Aggelos Bertos was born in 1998 and grew up in Karpathos.

© Marianne Catzaras

Your first poetry collection Karpathia was recently published by Thines. Tell us a few things about this venture of yours.

Let me start by thanking you for the opportunity to speak about my debut collection, Karpathia. The truth is, it was harder than I expected, yet easier than I believed. I know that, in theory, those two statements contradict each other. But the journey toward publication went through at least four different publishers before finally finding its happy home with Thines Editions.

My first attempt was at the Thraka Awards in 2024, where the collection was shortlisted. Following that, I approached two other publishers, where I sensed a somewhat clientelistic relationship – not in terms of payment, but in terms of the production line. Every failure to gain a publisher’s trust in the poems of the collection – a trust which, if I had sensed it, would have inspired me to grant them the rights to Karpathia – saddened me, but did not discourage me. As trite as the metaphor may sound, each time it stumbled, a tooth of the collection broke, and I replaced it with resin. Making the collection even more worthy of trust; the very trust I wanted it to inspire in others. So, I hope that the seemingly contradictory statement I made above, now somehow makes sense.

What significance does the title Karpathia carry? How does Karpathos function not just as a setting but as a symbolic or emotional space in the collection? More generally, how is the notion of ‘topos’ imprinted in your work?

When I came to Athens for my studies, about two out of every four classmates, upon hearing I was from Karpathos, thought I meant the Carpathian Mountains. Rather amusing; it had never crossed my mind as a pun. So, let’s lay it out: Karpathian seas in poetry, Carpathian Mountains in geography. The literal connection is negligible; the literary one, abundant. I do not speak of my island as an island

I spent the first eighteen years of my life in Karpathos. I say that somewhat melodramatically, but for me, as for all its inhabitants, it was a kind of fortress. Both aggressive (just look at tourism, the “sacred legion” of the Greek economy) and haunted. I mean those tourist infrastructures that, in winter, remind us that we are really waiting for a Jonathan Harker to breathe life into them. A place, especially one in the remote islands, constructs its own set of values, which mutate, evolve, and, in the end, co-shape the national narrative. Karpathia, then, is the mythologization of the island; a place where, through its own history, the margins haunt the center, and where the poetic subject, as an inhabitant of the frontier, has both the right and the voice to engage with the questions of the present.

The collection includes explorations of sexual identity and desire. How do these intersect with place, tradition, and community in Karpathia? Are there moments of conflict, reconciliation, or transformation?

That’s a very nice question. It’s, above all, a dialectical relationship. The island exists, no matter what I do.
And I, as a queer man, exist through the island. There is conflict, and then comes synthesis. In truth, there is no real choice for anyone.

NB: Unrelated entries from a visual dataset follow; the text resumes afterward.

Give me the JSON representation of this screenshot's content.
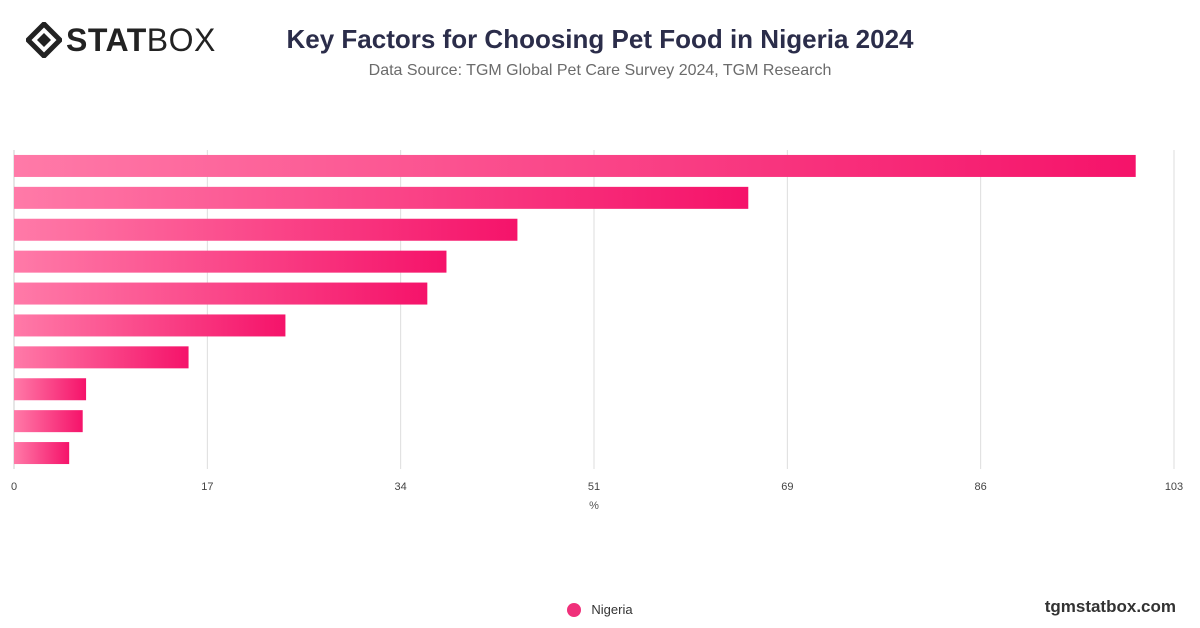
{
  "header": {
    "logo_bold": "STAT",
    "logo_light": "BOX",
    "title": "Key Factors for Choosing Pet Food in Nigeria 2024",
    "subtitle": "Data Source: TGM Global Pet Care Survey 2024, TGM Research"
  },
  "footer": {
    "site": "tgmstatbox.com"
  },
  "colors": {
    "bar_start": "#ff7aa8",
    "bar_end": "#f5136a",
    "grid": "#dddddd",
    "logo_mark": "#222222"
  },
  "icons": {
    "logo": "statbox-diamond-icon",
    "legend": "legend-dot-icon"
  },
  "chart_data": {
    "type": "bar",
    "orientation": "horizontal",
    "title": "Key Factors for Choosing Pet Food in Nigeria 2024",
    "xlabel": "%",
    "ylabel": "",
    "xlim": [
      0,
      103
    ],
    "x_ticks": [
      "0",
      "17",
      "34",
      "51",
      "69",
      "86",
      "103"
    ],
    "tick_values": [
      0,
      17.17,
      34.33,
      51.5,
      68.67,
      85.83,
      103
    ],
    "grid": true,
    "legend_position": "bottom",
    "categories": [
      "",
      "",
      "",
      "",
      "",
      "",
      "",
      "",
      "",
      ""
    ],
    "series": [
      {
        "name": "Nigeria",
        "values": [
          99.6,
          65.2,
          44.7,
          38.4,
          36.7,
          24.1,
          15.5,
          6.4,
          6.1,
          4.9
        ]
      }
    ]
  }
}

What about language? What role does language play in your writings?

I was afraid of that question. The truth is, I’ve been diagnosed with dyslexia, ADHD, dysgraphia, and dyslexia-related reading difficulties. So, from the very beginning, language and I had a somewhat cold relationship – I was afraid of it, and language, on its part, could sense my devotion to imagery. Try making sense of that. I could even say that, at times, we had a relationship of hatred. I would have an idea, and then search for the language that could express it with the greatest possible precision.

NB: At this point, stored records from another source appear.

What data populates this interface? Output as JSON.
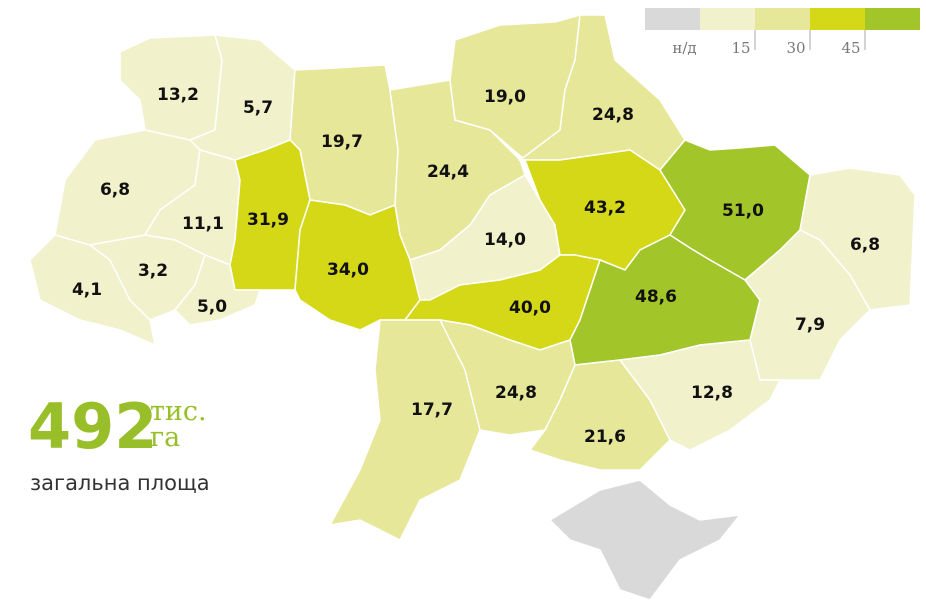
{
  "legend": {
    "nodata_label": "н/д",
    "nodata_color": "#d9d9d9",
    "thresholds": [
      15,
      30,
      45
    ],
    "colors": [
      "#f1f1cc",
      "#e6e799",
      "#d4d816",
      "#a2c52a"
    ]
  },
  "total": {
    "value": 492,
    "unit_top": "тис.",
    "unit_bottom": "га",
    "caption": "загальна площа"
  },
  "regions": [
    {
      "value": 13.2,
      "label": "13,2"
    },
    {
      "value": 5.7,
      "label": "5,7"
    },
    {
      "value": 19.7,
      "label": "19,7"
    },
    {
      "value": 24.4,
      "label": "24,4"
    },
    {
      "value": 19.0,
      "label": "19,0"
    },
    {
      "value": 24.8,
      "label": "24,8"
    },
    {
      "value": 6.8,
      "label": "6,8"
    },
    {
      "value": 11.1,
      "label": "11,1"
    },
    {
      "value": 31.9,
      "label": "31,9"
    },
    {
      "value": 34.0,
      "label": "34,0"
    },
    {
      "value": 14.0,
      "label": "14,0"
    },
    {
      "value": 43.2,
      "label": "43,2"
    },
    {
      "value": 51.0,
      "label": "51,0"
    },
    {
      "value": 6.8,
      "label": "6,8"
    },
    {
      "value": 4.1,
      "label": "4,1"
    },
    {
      "value": 3.2,
      "label": "3,2"
    },
    {
      "value": 5.0,
      "label": "5,0"
    },
    {
      "value": 40.0,
      "label": "40,0"
    },
    {
      "value": 48.6,
      "label": "48,6"
    },
    {
      "value": 7.9,
      "label": "7,9"
    },
    {
      "value": 17.7,
      "label": "17,7"
    },
    {
      "value": 24.8,
      "label": "24,8"
    },
    {
      "value": 21.6,
      "label": "21,6"
    },
    {
      "value": 12.8,
      "label": "12,8"
    }
  ]
}
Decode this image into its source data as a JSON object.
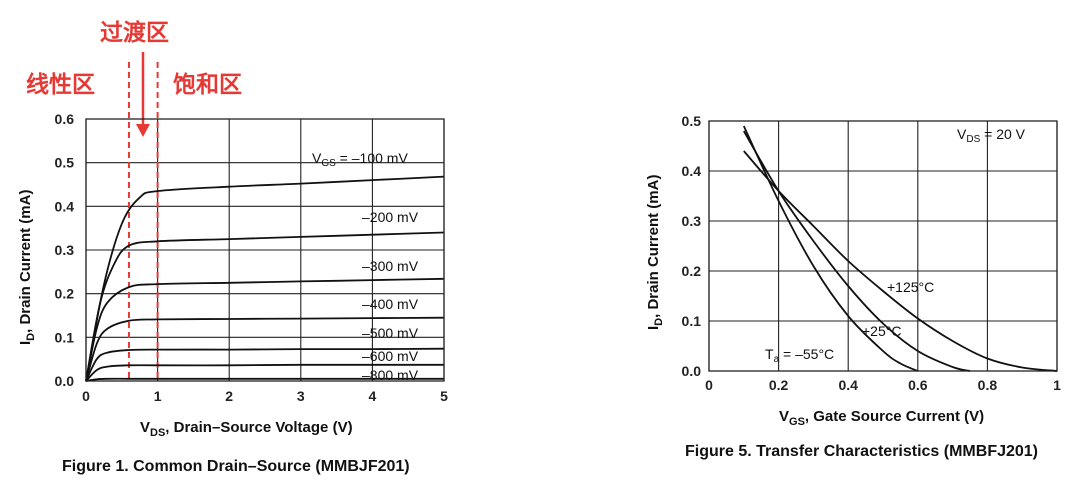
{
  "chart_data": [
    {
      "type": "line",
      "title": "Figure 1. Common Drain–Source (MMBJF201)",
      "xlabel_main": "V",
      "xlabel_sub": "DS",
      "xlabel_rest": ", Drain–Source Voltage (V)",
      "ylabel_main": "I",
      "ylabel_sub": "D",
      "ylabel_rest": ", Drain Current (mA)",
      "xlim": [
        0,
        5
      ],
      "ylim": [
        0,
        0.6
      ],
      "xticks": [
        0,
        1,
        2,
        3,
        4,
        5
      ],
      "xtick_labels": [
        "0",
        "1",
        "2",
        "3",
        "4",
        "5"
      ],
      "yticks": [
        0.0,
        0.1,
        0.2,
        0.3,
        0.4,
        0.5,
        0.6
      ],
      "ytick_labels": [
        "0.0",
        "0.1",
        "0.2",
        "0.3",
        "0.4",
        "0.5",
        "0.6"
      ],
      "grid": true,
      "series": [
        {
          "name": "–100 mV",
          "legend_main": "V",
          "legend_sub": "GS",
          "legend_rest": " = –100 mV",
          "x": [
            0,
            0.25,
            0.5,
            0.75,
            1.0,
            2.0,
            3.0,
            4.0,
            5.0
          ],
          "y": [
            0,
            0.22,
            0.36,
            0.42,
            0.435,
            0.445,
            0.452,
            0.46,
            0.468
          ]
        },
        {
          "name": "–200 mV",
          "x": [
            0,
            0.2,
            0.4,
            0.6,
            1.0,
            2.0,
            3.0,
            4.0,
            5.0
          ],
          "y": [
            0,
            0.18,
            0.27,
            0.31,
            0.32,
            0.325,
            0.33,
            0.335,
            0.34
          ]
        },
        {
          "name": "–300 mV",
          "x": [
            0,
            0.15,
            0.3,
            0.6,
            1.0,
            2.0,
            3.0,
            4.0,
            5.0
          ],
          "y": [
            0,
            0.12,
            0.18,
            0.215,
            0.222,
            0.225,
            0.228,
            0.231,
            0.234
          ]
        },
        {
          "name": "–400 mV",
          "x": [
            0,
            0.15,
            0.3,
            0.6,
            1.0,
            2.0,
            3.0,
            4.0,
            5.0
          ],
          "y": [
            0,
            0.085,
            0.12,
            0.138,
            0.141,
            0.142,
            0.143,
            0.144,
            0.145
          ]
        },
        {
          "name": "–500 mV",
          "x": [
            0,
            0.15,
            0.3,
            0.6,
            1.0,
            2.0,
            3.0,
            4.0,
            5.0
          ],
          "y": [
            0,
            0.05,
            0.065,
            0.071,
            0.072,
            0.072,
            0.073,
            0.073,
            0.074
          ]
        },
        {
          "name": "–600 mV",
          "x": [
            0,
            0.15,
            0.3,
            0.6,
            1.0,
            2.0,
            3.0,
            4.0,
            5.0
          ],
          "y": [
            0,
            0.025,
            0.033,
            0.036,
            0.036,
            0.036,
            0.037,
            0.037,
            0.037
          ]
        },
        {
          "name": "–800 mV",
          "x": [
            0,
            0.15,
            0.3,
            0.6,
            1.0,
            2.0,
            3.0,
            4.0,
            5.0
          ],
          "y": [
            0,
            0.004,
            0.005,
            0.005,
            0.005,
            0.005,
            0.005,
            0.005,
            0.005
          ]
        }
      ],
      "annotations": {
        "linear_region": "线性区",
        "transition_region": "过渡区",
        "saturation_region": "饱和区",
        "linear_boundary_x": 0.6,
        "saturation_boundary_x": 1.0,
        "annotation_color": "#e53935"
      }
    },
    {
      "type": "line",
      "title": "Figure 5. Transfer Characteristics (MMBFJ201)",
      "xlabel_main": "V",
      "xlabel_sub": "GS",
      "xlabel_rest": ", Gate Source Current (V)",
      "ylabel_main": "I",
      "ylabel_sub": "D",
      "ylabel_rest": ", Drain Current (mA)",
      "xlim": [
        0,
        1
      ],
      "ylim": [
        0,
        0.5
      ],
      "xticks": [
        0,
        0.2,
        0.4,
        0.6,
        0.8,
        1.0
      ],
      "xtick_labels": [
        "0",
        "0.2",
        "0.4",
        "0.6",
        "0.8",
        "1"
      ],
      "yticks": [
        0.0,
        0.1,
        0.2,
        0.3,
        0.4,
        0.5
      ],
      "ytick_labels": [
        "0.0",
        "0.1",
        "0.2",
        "0.3",
        "0.4",
        "0.5"
      ],
      "grid": true,
      "condition_main": "V",
      "condition_sub": "DS",
      "condition_rest": " = 20 V",
      "series": [
        {
          "name": "+125°C",
          "x": [
            0.1,
            0.2,
            0.3,
            0.4,
            0.5,
            0.6,
            0.7,
            0.8,
            0.9,
            1.0
          ],
          "y": [
            0.44,
            0.36,
            0.29,
            0.22,
            0.16,
            0.105,
            0.06,
            0.025,
            0.007,
            0.0
          ]
        },
        {
          "name": "+25°C",
          "x": [
            0.1,
            0.2,
            0.3,
            0.4,
            0.5,
            0.6,
            0.7,
            0.75
          ],
          "y": [
            0.48,
            0.36,
            0.26,
            0.17,
            0.095,
            0.04,
            0.008,
            0.0
          ]
        },
        {
          "name_main": "T",
          "name_sub": "a",
          "name_rest": " = –55°C",
          "name": "Ta = –55°C",
          "x": [
            0.1,
            0.2,
            0.3,
            0.4,
            0.5,
            0.55,
            0.6
          ],
          "y": [
            0.49,
            0.34,
            0.21,
            0.11,
            0.04,
            0.015,
            0.0
          ]
        }
      ]
    }
  ]
}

But, as with all eternal enemies, their battles offer the finest spectacle. Beyond the immature metaphors, though, language is one of my three tools – along with rhythm and image. I’m trying to perfect them. Pressed by the futility of the answer I’m offering.

How much of the voice in Karpathia is self-reflective or self-critical? Do the poems imagine ideal selves, or are they more about reconciling with imperfection?

To be honest, I’m not sure. Right now, I think it’s a projection of the self onto the island – an act of recognition, and at the same time, a shared critique between us. Tomorrow it will be something else. And as for yesterday, honestly, I couldn’t care less.

How does Karpathia engage with larger social or political issues? In what ways does personal experience become political in your work?

Everything is political, and everything is in dialogue. The body receives stimuli and processes them through its emotions, arriving at a kind of knowing. What matters is the notion of sympathy — to reject the fetish of the ego. As for the collection, it plays on two fronts: that of the Athenians and that of the Karpathians. I hope that the city dwellers will be able to see us as something other than “country folk,” and that we, the provincials, will understand that the narrative of place is grounded in community, not in nationhood or in the feverish urge to cast off our provincial skin.